Indications for Sexual Activity in HF

The indications for sexual activity in HF patients depend on the severity of their symptoms, their functional capacity, and their cardiovascular risk. Sexual activity can be considered as a form of physical exercise that imposes a certain degree of cardiac stress and oxygen demand. Therefore, it can be safe for HF patients who have mild to moderate symptoms (NYHA class I–II), a good functional capacity, and a low cardiovascular risk (no history of angina, arrhythmias, syncope, or HF exacerbation) [94, 95]. On the other hand, sexual activity can be risky for HF patients with severe symptoms (NYHA class III–IV), a poor functional capacity, and a high cardiovascular risk [96].

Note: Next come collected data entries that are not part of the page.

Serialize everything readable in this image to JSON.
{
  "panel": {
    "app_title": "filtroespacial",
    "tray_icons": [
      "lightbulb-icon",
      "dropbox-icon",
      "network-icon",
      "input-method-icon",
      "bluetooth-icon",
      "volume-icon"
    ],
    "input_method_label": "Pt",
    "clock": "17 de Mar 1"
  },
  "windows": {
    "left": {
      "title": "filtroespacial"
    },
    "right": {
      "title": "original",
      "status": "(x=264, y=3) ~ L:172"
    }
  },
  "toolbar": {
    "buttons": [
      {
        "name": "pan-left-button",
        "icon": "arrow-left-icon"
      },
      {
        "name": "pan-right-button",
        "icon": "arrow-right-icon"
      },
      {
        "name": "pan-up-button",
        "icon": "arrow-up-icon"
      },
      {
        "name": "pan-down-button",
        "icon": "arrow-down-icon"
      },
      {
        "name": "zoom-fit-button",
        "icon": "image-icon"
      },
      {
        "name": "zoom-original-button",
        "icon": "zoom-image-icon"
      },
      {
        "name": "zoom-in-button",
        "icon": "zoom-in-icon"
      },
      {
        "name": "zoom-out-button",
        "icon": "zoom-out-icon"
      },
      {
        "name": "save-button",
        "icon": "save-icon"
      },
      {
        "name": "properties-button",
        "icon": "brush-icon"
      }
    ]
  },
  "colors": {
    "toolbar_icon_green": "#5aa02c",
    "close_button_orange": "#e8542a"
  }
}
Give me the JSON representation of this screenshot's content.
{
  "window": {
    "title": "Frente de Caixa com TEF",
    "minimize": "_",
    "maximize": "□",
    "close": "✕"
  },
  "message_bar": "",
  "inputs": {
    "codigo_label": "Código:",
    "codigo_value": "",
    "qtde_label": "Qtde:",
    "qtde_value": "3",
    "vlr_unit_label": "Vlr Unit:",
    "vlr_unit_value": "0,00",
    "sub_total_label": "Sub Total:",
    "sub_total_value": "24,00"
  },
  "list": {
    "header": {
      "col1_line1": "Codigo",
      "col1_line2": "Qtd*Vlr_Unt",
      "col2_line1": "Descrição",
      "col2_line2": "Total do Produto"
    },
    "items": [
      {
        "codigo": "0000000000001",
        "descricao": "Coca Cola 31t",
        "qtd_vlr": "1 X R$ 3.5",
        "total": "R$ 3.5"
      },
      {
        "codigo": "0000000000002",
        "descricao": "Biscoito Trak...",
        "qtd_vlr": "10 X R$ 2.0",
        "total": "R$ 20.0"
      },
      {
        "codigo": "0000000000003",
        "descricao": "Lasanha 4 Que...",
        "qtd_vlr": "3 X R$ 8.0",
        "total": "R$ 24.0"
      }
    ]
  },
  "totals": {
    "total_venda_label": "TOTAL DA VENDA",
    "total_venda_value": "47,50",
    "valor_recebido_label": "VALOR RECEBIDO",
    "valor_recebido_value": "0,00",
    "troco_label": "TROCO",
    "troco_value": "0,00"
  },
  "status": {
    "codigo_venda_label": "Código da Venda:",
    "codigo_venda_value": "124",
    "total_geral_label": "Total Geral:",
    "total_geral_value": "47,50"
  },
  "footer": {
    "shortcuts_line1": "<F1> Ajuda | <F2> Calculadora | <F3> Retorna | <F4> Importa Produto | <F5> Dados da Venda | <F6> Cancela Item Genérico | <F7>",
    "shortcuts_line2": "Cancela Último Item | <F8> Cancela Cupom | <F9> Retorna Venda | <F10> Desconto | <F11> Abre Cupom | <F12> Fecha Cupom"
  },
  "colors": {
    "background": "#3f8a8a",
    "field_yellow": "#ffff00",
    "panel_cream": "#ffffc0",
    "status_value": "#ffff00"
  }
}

HF patients who are not eligible for sexual activity should be counseled about the risks and benefits of sexual activity, the alternative treatments for ED, and the non-coital forms of sexual expression [97]. They should also be referred to a cardiologist for further evaluation and optimization of their HF treatment.

The figure summarizes the management of erectile dysfunction in heart failure patients. The diagnostic algorithm is based on clinical history and physical examination. Subsequently, validated questionnaires are required to confirm the diagnosis. A more objective evaluation of erectile performance may be required in selected cases with specific tests and techniques. The therapeutic management is multidisciplinary and should involve four areas to obtain an improvement on the sexual function and the quality of life of patients. Beneficial effects may be also observed on the cardiovascular performance and prognosis.

Conclusions

ED is a common and distressing complication of HF that deserves more attention from clinicians and researchers. This condition can affect the quality of life and prognosis of HF patients and can also be a sign of underlying CVD. Therefore, screening for ED should be part of the routine evaluation of HF patients and its management should be individualized and multidisciplinary. PDE5Is are the first-line pharmacological treatment in HF patients with mild to moderate symptoms (NYHA class I–II), as they improve their sexual function, cardiopulmonary parameters, and quality of life. However, PDE5Is are contraindicated in patients treated with nitrates or nitric oxide donors for angina relief, and these patients should be advised to avoid sexual activity or to use alternative treatments for ED. Non-pharmacological treatments for ED, such as psychotherapy or couples therapy, should also be considered if there are significant psychosocial factors affecting the patient’s sexual function or relationship.